IdentityChecker-KYC

It is a source code for checking new customers' backgrounds to figure out, is appropriate to open an account in banks. It has several stages to confirm customer's information. I have used Spark Cluster for the project because process speed is one of the most important parameters. In this document, I will explain all of the stages as well as I can.

Installation

To run the project you have to install some components

pip install suds,
pip install googletrans==3.1.0a0

Checking Turkish Identification Number

I have used two different validation algorithm. First of them checks, is the identification number format true?

Second validation algorithm checks, is the identicication number valid?. The algorithm needs identification number, name, surname and birth year. If your information is incorrect, it return false

Checking Similarities

I have created an algorithm to calculate how similar the customers are. It checks customers' similarities by looking at words, and dispersion of words. It counts matched words and total words and calculates total percentage of similarity.

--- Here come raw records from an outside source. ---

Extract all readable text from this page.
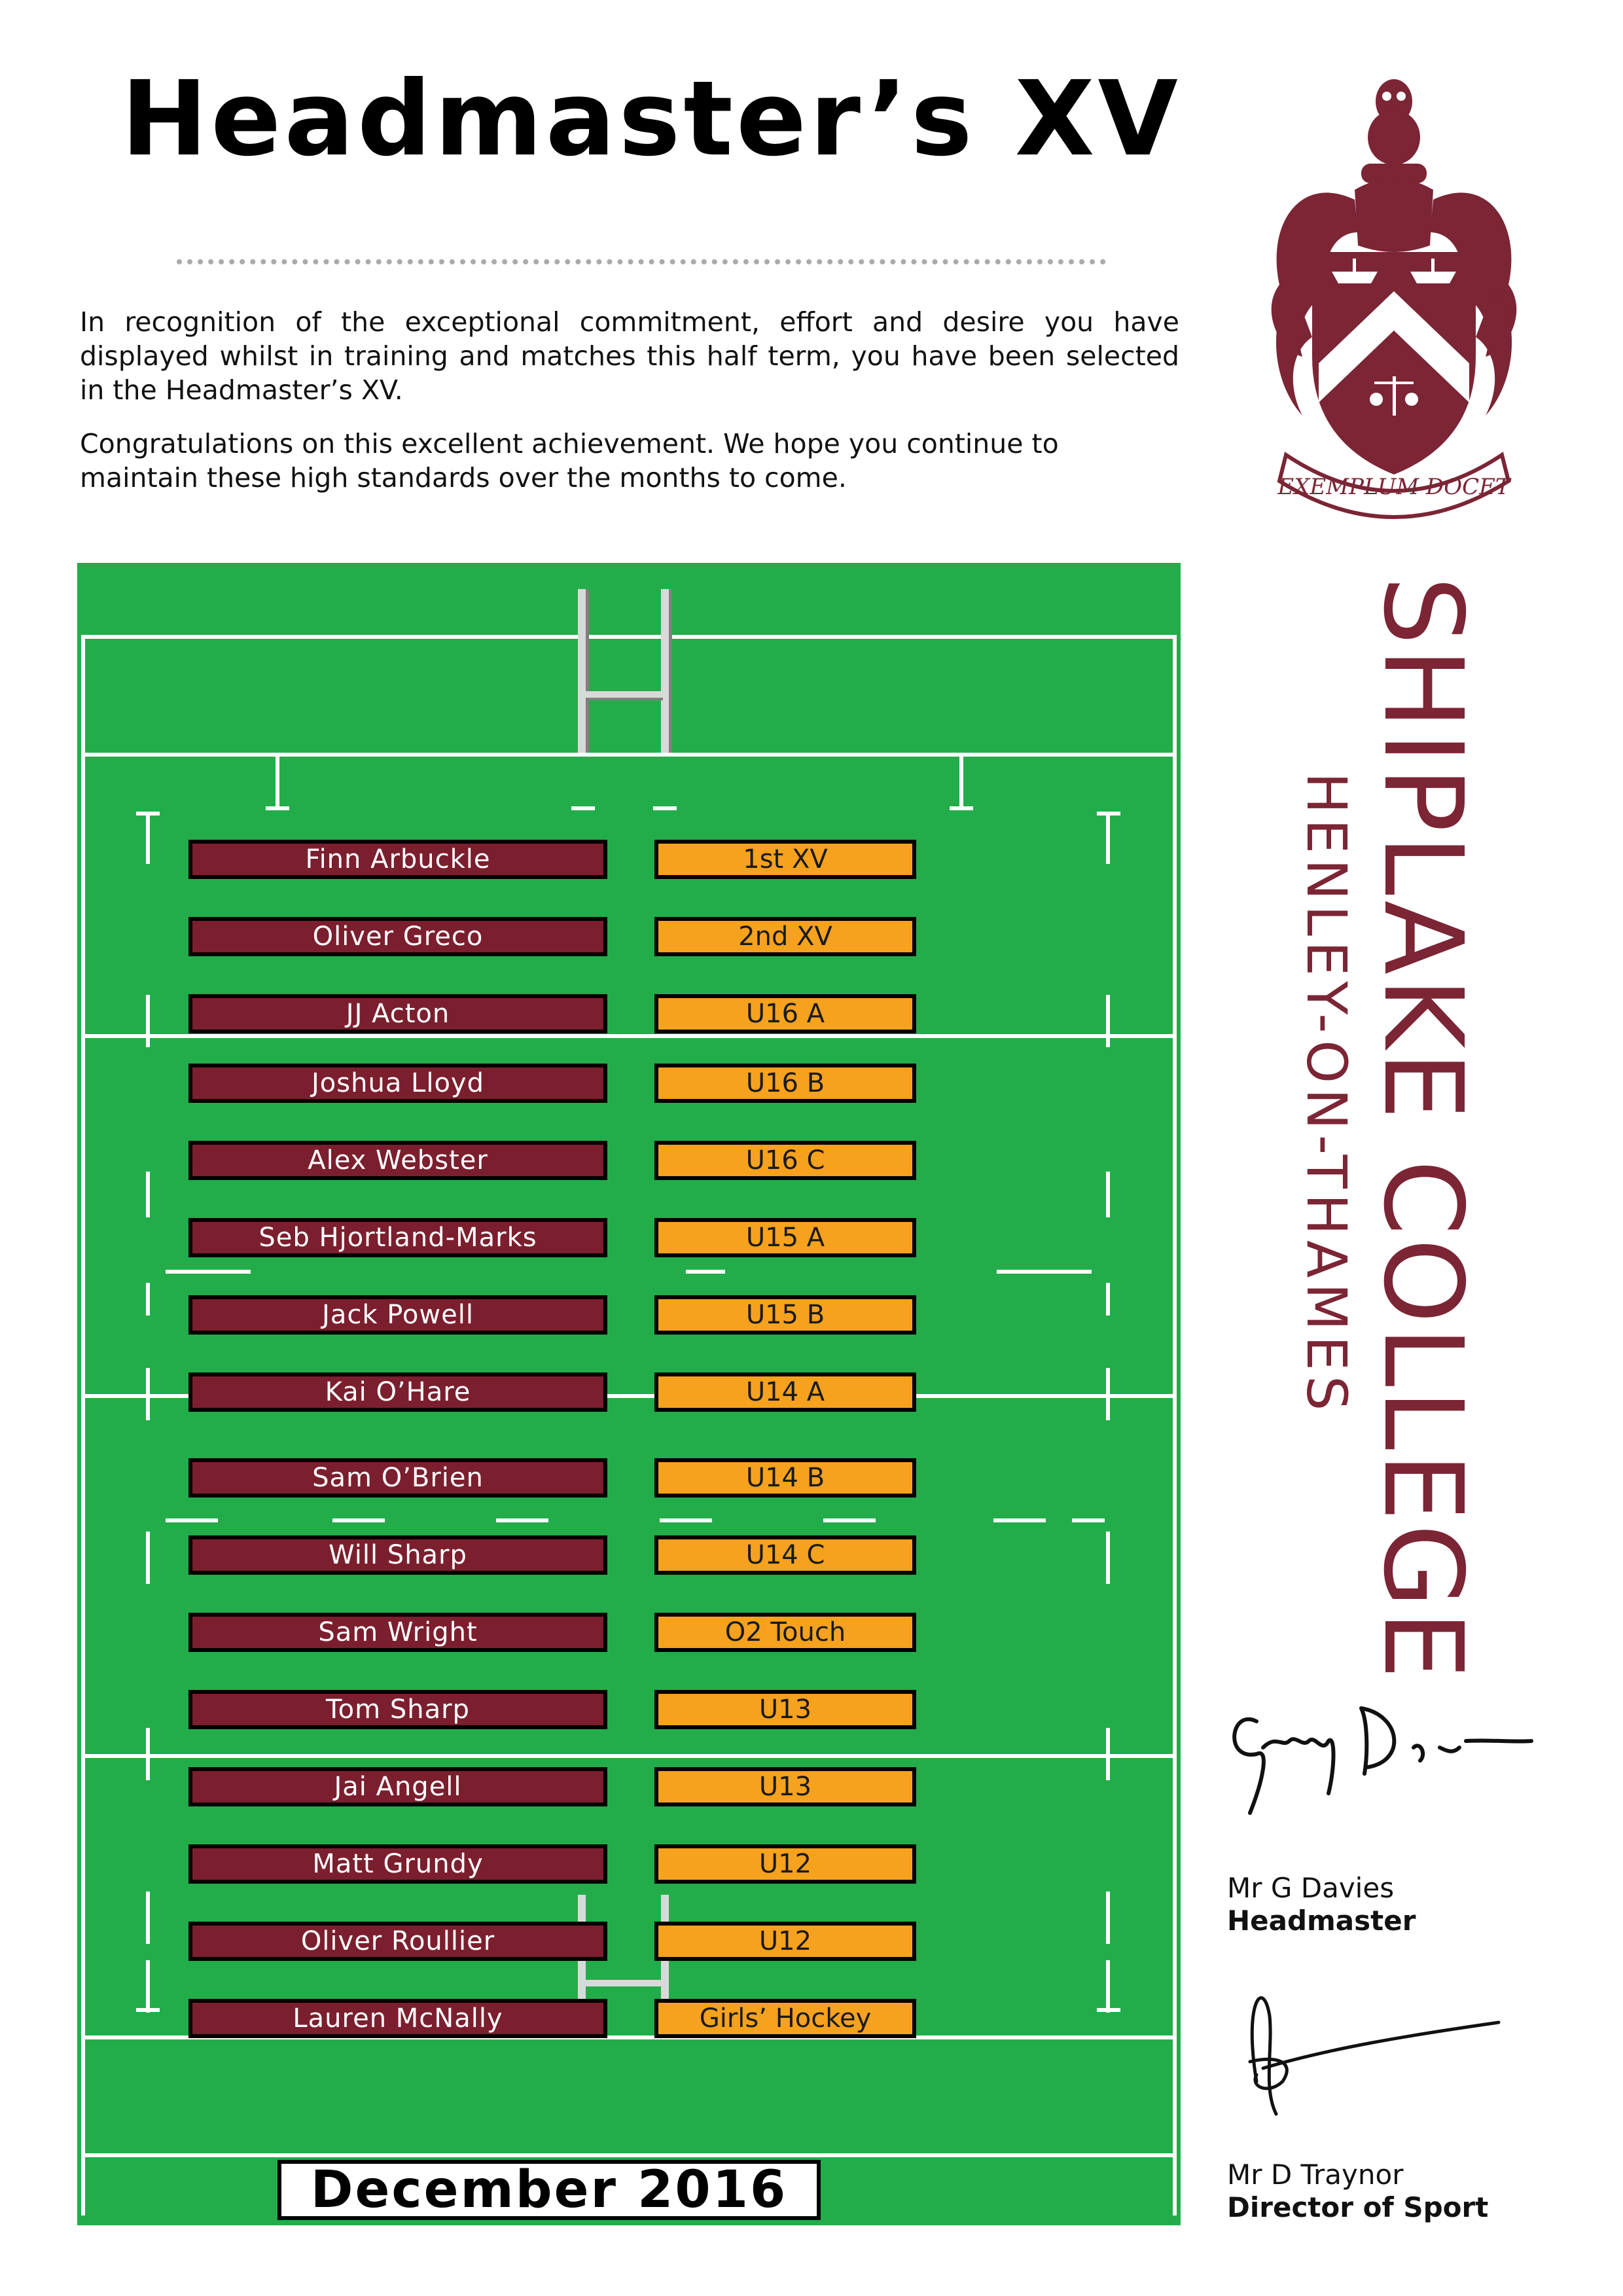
Headmaster’s XV

In recognition of the exceptional commitment, effort and desire you have displayed whilst in training and matches this half term, you have been selected in the Headmaster’s XV.

Congratulations on this excellent achievement. We hope you continue to maintain these high standards over the months to come.

Finn Arbuckle	1st XV
Oliver Greco	2nd XV
JJ Acton	U16 A
Joshua Lloyd	U16 B
Alex Webster	U16 C
Seb Hjortland-Marks	U15 A
Jack Powell	U15 B
Kai O’Hare	U14 A
Sam O’Brien	U14 B
Will Sharp	U14 C
Sam Wright	O2 Touch
Tom Sharp	U13
Jai Angell	U13
Matt Grundy	U12
Oliver Roullier	U12
Lauren McNally	Girls’ Hockey
December 2016
EXEMPLUM DOCET
SHIPLAKE COLLEGE
HENLEY-ON-THAMES
Mr G Davies
Headmaster
Mr D Traynor
Director of Sport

Checking Foreign Customers

This project is compatible with foreign customers' information. To provide that point, I used a translator. If the customer's origin is AR or RU, the algorithm translates to Latin Alphabet for the checking with data.

Processing Data

I have used a Spark Cluster. First of all, I created a schema for the customer data and criminal data, after that, I read all of the data, and created a loop to check similarities between the test customer and all data in the cluster so I got tables about the similarity results.